Les failles dans le processus de remontée de l'information étatique


La circulation de l’information au sein des hiérarchies dans les organisations de taille critique - Ministère, Etat-Major, conseil d’administration - conditionne la prise d’une décision stratégique pour le groupe. En théorie, on imagine l’information circuler librement en interne. En réalité, elle traverse les filtres établis aux échelons de la chaîne de commandement qui sont autant de firewall idéologique, émotionnel, politique, personnel etc.


Au centre, se trouve le décideur : Ministre, Capitaine d’industrie… Il donne le cap à l’ensemble de la structure à partir des informations qui lui parviennent. Le premier cercle des conseillers est le rempart ultime à l’information, il matérialise le tableau de bord à partir duquel le décideur pilote. Les conseillers sous-traitent les problèmes mineurs afin de lui laisser le champ libre pour décider. Généralement recrutés parmi les proches du décideur, ils ont nécessairement un lien d’appartenance - familial, idéologique ou professionnel. Sur les bases de cette connivence s’établissent des rapports de confiance mutuelle qui permettent aux uns et aux autres de se porter caution dans le jugement d’une affaire. Véritables pare-chocs idéologiques, « le mur des conseillers » est l’obstacle le plus dur à franchir. Ces conseiller lissent les difficultés pour le décideur : ils organisent, synthétisent, classent les données par ordre de priorités. La difficulté de leur métier est de rester objectif tout en agissant en barrage filtrant. N’ayant pas toujours le temps ou la volonté de remplacer chaque information dans un contexte plus large, ni la volonté d’être le messager d’une mauvaise nouvelle en engageant leur responsabilité auprès de leur chef, certaines vérités ne sont pas toujours dîtes.

Mais la difficulté majeure, c’est que le groupe de commandement gravitant autour du décideur est généralement étranger à la structure administrée. Autrement dit, le haut de la pyramide hiérarchique est itinérant : il va et vient avec le décideur. Entre les conseillers et les premiers relais de la structure - Directeur de département, de succursale, de zone … - existe un gap professionnel énorme : les premiers sont des théoriciens qui pensent selon une grille de lecture politique et se positionnent en permanence par rapport à la situation dans laquelle se trouve leur chef, les autres sont des techniciens et des praticiens de très haut niveau représentant la mémoire de la structure, qui contrairement aux premiers, ont une longue carrière derrière eux et en sont  « récompensés » par une nomination à la tête d’une grande direction de l’organisation.

Entre ceux qui parviennent et ceux qui arrivent, les intérêts divergent. Les conseillers défendent les opérations rapportant un certain crédit politique au chef alors que les soucis des seconds seront d’ordre pratique et pétris du pragmatisme tiré de l’expérience et de la connaissance de l’environnement de chaque dossier. La connaissance, le temps, la mémoire et la réalité contre la rapidité, l’opportunité et les représentations.

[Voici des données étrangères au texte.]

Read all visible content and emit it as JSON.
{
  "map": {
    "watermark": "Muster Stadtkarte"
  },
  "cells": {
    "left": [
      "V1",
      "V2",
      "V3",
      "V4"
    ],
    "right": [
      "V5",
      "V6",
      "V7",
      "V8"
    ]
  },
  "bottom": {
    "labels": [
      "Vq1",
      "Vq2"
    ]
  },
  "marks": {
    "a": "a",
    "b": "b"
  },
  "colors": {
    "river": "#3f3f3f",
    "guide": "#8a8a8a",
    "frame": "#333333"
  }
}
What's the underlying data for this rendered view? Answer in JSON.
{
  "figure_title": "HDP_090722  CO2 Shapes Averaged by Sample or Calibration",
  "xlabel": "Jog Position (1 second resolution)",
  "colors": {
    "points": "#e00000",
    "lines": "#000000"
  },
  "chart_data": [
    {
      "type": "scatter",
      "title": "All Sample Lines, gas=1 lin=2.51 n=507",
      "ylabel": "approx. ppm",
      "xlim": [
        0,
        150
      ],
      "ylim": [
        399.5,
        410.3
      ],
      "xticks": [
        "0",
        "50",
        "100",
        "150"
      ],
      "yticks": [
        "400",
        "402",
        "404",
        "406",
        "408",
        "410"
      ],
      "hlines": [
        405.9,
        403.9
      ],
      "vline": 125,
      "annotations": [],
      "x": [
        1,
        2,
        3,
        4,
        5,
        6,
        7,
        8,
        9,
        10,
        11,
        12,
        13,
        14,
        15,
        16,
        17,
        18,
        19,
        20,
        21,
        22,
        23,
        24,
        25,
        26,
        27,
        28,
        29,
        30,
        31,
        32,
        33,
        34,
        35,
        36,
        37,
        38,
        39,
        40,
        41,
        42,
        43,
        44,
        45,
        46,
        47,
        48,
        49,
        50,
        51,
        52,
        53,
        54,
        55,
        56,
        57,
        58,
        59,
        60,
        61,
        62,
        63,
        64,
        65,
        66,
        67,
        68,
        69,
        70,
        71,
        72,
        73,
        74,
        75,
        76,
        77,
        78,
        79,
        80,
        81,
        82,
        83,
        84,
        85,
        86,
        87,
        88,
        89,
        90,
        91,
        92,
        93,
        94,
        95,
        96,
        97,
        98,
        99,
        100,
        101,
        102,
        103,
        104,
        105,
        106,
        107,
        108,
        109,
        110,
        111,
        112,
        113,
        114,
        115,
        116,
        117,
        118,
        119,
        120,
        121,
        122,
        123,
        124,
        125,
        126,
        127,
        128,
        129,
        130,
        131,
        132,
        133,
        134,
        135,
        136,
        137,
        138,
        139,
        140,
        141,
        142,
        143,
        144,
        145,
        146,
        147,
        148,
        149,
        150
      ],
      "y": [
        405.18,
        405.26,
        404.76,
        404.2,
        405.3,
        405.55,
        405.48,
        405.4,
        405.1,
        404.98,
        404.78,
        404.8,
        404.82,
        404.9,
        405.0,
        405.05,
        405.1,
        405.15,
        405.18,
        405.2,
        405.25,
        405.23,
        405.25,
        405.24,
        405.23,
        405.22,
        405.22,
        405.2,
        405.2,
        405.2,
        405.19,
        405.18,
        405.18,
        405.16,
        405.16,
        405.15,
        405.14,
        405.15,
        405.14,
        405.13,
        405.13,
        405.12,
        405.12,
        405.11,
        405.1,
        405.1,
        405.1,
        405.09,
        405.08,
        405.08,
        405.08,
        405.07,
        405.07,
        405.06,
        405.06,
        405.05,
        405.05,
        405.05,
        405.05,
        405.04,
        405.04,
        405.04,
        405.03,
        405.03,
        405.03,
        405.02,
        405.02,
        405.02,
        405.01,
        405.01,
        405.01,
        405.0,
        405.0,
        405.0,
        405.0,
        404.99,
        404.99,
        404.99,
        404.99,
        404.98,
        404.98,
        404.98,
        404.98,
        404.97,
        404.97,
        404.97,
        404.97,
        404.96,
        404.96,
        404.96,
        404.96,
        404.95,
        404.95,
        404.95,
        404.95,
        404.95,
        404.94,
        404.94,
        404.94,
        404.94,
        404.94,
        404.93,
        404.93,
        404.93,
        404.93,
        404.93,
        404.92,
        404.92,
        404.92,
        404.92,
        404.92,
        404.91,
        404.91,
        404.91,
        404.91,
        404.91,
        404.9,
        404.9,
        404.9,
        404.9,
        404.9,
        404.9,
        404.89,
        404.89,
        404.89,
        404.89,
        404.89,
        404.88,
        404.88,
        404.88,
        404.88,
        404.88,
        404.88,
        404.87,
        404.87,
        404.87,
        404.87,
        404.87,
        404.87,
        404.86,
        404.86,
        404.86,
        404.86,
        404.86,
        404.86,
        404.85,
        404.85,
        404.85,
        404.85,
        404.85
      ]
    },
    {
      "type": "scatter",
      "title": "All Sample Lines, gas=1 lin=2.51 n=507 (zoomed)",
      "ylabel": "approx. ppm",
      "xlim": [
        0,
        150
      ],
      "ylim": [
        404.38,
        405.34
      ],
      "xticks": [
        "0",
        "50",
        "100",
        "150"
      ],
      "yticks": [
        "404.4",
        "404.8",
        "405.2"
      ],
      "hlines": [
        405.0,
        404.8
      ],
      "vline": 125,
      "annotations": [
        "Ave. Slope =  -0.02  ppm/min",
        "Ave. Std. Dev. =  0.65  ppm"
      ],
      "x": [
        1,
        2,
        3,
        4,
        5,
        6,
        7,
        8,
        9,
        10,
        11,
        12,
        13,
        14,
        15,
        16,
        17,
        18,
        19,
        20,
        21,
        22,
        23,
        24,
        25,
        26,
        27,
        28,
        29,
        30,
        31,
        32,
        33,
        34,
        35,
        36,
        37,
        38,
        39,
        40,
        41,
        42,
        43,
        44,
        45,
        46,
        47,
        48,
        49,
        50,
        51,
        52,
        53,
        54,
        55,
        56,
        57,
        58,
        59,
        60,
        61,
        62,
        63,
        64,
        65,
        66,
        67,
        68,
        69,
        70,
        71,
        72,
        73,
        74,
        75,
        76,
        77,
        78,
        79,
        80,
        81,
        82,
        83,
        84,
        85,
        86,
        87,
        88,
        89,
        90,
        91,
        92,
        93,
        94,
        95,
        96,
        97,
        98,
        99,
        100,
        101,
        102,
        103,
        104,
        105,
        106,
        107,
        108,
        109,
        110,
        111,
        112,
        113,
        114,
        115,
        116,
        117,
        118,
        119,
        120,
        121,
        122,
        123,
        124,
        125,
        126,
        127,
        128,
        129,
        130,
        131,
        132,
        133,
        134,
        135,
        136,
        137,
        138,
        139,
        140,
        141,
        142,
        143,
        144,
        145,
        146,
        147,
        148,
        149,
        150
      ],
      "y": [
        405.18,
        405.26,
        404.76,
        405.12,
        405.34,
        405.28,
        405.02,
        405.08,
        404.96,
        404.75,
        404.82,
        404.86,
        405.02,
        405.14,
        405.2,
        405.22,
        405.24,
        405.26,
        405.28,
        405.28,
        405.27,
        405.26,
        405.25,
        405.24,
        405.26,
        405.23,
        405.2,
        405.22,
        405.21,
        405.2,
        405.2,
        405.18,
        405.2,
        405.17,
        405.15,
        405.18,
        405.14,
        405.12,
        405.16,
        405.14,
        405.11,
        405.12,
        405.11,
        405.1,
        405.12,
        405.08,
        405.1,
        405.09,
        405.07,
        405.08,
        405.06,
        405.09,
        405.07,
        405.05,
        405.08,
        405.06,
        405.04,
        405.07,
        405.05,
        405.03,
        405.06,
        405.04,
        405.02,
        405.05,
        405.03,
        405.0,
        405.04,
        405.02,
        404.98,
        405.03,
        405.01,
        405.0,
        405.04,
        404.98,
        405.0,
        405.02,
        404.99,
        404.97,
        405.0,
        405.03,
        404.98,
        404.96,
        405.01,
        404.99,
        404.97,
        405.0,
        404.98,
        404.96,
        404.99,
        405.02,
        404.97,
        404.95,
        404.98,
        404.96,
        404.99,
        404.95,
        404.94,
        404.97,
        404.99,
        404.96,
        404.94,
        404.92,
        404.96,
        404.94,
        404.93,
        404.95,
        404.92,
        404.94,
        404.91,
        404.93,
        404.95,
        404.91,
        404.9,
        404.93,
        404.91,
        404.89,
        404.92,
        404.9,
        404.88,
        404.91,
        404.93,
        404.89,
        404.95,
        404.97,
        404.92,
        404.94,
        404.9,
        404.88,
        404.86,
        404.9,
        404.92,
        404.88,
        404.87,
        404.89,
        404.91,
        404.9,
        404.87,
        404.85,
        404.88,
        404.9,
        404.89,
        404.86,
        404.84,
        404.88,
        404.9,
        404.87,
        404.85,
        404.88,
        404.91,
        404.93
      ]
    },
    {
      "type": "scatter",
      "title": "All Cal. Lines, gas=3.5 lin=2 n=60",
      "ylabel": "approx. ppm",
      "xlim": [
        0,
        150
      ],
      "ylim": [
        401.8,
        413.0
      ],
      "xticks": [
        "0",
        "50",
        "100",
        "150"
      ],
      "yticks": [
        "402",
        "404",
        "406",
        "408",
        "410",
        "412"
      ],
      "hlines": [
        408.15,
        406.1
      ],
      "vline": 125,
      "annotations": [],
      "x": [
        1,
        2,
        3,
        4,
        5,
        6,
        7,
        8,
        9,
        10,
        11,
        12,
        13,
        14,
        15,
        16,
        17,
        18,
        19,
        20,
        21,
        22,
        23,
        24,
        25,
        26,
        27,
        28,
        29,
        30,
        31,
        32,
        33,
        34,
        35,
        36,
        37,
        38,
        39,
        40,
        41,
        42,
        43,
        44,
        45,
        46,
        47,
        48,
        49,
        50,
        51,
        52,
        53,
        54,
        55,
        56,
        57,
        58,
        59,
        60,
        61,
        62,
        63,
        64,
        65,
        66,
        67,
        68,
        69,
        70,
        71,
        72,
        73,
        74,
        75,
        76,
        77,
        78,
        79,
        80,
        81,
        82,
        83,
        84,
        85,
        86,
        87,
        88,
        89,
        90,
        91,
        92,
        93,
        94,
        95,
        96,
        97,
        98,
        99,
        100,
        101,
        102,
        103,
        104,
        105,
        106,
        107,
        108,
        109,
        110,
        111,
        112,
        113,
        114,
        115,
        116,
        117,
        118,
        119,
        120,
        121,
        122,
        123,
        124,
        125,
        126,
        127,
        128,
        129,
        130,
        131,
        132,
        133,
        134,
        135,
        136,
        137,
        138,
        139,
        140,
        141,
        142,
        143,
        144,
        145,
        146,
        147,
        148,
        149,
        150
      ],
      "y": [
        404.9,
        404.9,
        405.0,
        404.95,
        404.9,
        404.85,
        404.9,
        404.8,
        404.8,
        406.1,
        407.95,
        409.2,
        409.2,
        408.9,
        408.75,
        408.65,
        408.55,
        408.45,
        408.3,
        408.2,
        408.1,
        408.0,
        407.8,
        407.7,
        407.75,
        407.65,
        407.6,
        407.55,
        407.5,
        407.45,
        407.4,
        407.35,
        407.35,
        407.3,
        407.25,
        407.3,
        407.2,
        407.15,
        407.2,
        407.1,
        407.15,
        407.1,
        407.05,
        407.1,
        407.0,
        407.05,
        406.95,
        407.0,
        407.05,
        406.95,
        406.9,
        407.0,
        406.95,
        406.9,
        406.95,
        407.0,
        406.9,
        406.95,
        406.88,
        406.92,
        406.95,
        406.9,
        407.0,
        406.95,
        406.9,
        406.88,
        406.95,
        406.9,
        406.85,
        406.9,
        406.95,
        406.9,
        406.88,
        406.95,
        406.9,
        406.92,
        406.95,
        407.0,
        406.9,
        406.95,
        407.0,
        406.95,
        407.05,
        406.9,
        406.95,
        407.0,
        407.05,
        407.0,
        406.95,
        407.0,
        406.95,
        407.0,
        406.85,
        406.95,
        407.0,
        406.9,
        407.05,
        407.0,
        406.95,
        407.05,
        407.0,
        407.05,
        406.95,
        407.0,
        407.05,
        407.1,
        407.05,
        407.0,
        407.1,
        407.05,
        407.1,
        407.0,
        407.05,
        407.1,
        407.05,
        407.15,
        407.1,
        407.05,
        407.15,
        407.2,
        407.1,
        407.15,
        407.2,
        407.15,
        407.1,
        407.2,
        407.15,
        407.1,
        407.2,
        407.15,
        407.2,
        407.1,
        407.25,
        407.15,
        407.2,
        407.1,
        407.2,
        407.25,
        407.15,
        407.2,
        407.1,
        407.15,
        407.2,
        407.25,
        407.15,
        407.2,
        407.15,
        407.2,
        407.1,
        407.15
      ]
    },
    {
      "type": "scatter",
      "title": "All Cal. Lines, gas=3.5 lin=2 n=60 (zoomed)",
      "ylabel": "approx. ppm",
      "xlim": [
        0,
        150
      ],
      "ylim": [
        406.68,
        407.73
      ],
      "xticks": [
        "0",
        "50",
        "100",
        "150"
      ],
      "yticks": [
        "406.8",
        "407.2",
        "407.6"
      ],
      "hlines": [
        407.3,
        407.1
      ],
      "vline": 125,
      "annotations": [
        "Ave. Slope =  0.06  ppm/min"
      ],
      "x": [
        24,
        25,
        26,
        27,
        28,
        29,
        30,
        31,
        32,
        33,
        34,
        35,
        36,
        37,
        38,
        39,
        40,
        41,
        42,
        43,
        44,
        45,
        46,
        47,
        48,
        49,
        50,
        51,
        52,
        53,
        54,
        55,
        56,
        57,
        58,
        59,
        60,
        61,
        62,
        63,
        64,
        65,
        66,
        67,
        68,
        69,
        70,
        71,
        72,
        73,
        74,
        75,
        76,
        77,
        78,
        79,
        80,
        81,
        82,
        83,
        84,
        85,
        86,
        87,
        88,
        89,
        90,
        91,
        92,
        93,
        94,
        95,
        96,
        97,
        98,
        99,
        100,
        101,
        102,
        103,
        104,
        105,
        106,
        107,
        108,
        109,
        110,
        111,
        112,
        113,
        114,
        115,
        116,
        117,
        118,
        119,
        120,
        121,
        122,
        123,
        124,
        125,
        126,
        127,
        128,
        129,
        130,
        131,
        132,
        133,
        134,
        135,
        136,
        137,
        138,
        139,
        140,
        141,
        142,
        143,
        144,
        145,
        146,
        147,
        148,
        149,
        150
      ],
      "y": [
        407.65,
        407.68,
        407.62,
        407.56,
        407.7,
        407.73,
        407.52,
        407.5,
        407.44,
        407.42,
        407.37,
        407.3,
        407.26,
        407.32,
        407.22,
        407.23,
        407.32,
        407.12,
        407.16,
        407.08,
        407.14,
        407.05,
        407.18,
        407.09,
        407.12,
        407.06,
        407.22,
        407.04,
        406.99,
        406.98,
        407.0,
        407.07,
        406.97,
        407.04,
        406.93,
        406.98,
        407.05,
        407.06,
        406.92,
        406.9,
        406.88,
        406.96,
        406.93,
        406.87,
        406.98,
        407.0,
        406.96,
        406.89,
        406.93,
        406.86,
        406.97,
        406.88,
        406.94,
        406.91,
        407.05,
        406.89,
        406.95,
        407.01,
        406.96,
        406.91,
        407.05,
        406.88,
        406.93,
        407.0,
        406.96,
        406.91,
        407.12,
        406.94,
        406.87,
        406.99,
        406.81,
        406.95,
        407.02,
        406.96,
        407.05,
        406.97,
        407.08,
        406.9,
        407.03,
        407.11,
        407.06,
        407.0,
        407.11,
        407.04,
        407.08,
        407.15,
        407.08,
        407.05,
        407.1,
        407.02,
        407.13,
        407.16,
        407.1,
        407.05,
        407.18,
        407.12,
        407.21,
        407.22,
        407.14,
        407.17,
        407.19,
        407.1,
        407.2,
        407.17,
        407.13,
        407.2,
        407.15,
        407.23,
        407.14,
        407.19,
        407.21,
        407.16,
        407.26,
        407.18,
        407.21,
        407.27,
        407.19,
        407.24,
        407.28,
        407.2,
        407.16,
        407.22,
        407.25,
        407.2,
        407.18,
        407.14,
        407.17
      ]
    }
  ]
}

Si l’information parvient néanmoins à passer de ceux qui savent à ceux qui administrent, il n’existe aucune garantie que celle-ci ne parvienne à celui qui décide. Souvent l’information est ralentie voire neutralisée. Les solutions restantes ne sont pas nombreuses : soit il faut caricaturer l’information c’est à dire la grossir démesurément afin d’être sûr qu’à la sortie de tous les filtres, il en reste quelque chose, soit plus efficacement, il faut lui faire endosser le masque de l’opportunité politique ou l’adapter à la stratégie personnelle du décideur.